Make time for family games/activities

It’s important for parents to show their children how to be active, have fun, and get out of the house. Children who play video games can become isolated with no friends their own age and parents who are constantly busy at work or at home can lose that connection with their children altogether. Children don’t like being told what to do but you can help them understand that getting outside is a healthy habit that will benefit them in the long run.

-Organize family game night on a regular basis. Free bingo games online can be fun for the entire family. You should also encourage the other children in your child’s life (their cousins, friends, etc.) to come over for video game night too. This will help them make new friends and learn that they aren’t alone when it comes to playing video games.

Encourage healthy video game play

Video games can be made more fun by encouraging your child to try different activities. This will help keep them from getting bored of the same game over and over again. It will also help them learn that games don’t have to be violent or inappropriate in order to have fun. Play the old favorites together and talk about what it was like when you were younger or just play a game like “Minecraft” that doesn’t involve any violence at all. Share tips about how to make the game more interesting (or challenging). For example, help your child find out how they can overcome the obstacles in a game without using weapons. Maybe it’s buried in the manual and you have to read through it to find what they’re looking for. Or maybe they have to combine items in creative ways. This kind of challenge will make them think and try harder.

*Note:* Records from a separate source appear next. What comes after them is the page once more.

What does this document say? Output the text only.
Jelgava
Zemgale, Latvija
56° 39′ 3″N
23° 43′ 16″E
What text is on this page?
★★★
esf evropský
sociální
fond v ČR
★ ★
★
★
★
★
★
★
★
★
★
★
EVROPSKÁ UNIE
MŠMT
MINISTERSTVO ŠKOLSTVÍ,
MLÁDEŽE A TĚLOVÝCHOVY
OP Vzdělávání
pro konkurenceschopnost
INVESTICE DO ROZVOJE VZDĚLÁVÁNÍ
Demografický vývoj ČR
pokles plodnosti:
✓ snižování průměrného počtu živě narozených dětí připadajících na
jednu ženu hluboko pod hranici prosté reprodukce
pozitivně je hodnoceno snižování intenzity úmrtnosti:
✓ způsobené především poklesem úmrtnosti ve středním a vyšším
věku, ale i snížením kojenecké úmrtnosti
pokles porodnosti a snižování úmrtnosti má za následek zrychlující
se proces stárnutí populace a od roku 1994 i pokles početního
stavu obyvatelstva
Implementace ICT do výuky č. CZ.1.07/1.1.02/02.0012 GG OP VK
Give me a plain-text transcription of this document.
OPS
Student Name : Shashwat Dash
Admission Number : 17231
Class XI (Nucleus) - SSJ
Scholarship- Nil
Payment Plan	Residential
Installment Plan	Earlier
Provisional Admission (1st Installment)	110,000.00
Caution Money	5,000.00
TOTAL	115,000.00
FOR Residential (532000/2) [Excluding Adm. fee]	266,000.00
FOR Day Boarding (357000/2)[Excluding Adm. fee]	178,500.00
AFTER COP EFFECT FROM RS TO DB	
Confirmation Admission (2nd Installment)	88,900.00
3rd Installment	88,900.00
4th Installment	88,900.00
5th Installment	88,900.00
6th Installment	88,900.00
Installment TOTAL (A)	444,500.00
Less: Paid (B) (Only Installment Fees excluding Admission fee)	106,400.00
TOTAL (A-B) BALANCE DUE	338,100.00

Don’t use video games as a reward

Many parents turn the TV or video game console on when their child does something good and this rewards bad behavior. This is a big problem, because it relies on the child’s incentive to do what they’re supposed to do in the first place. Your child may not be able to be good, or may even get frustrated with being told what to do all the time. Instead of rewarding them for being good, try inspiring them with things like fun activities like going out for ice cream or playing outside. This will allow them to see that it is possible to have fun and have those positive effects on their behavior without having a tantrum every time you refuse to let them play video games until 2:00 in the morning yet again.

Follow game ratings

Video games have ratings, and parents should follow them. These ratings give a general idea of what is appropriate for children to play. They also provide parents with information to help make sure the game is suitable for their child. If you have questions about the game, talk to the game’s developer or publisher and get additional information. These ratings aren’t always correct, but they are usually pretty good. If the game is violent or sexual, look for the ESRB rating on the back of the game packaging. If it doesn’t have one, check out a community like ESRB and see if you can find anything there. The ESRB has information and ratings for many of the popular games on the market today. Parents should also ask friends who have children similar ages to theirs what games their children play and if it’s appropriate for their age group.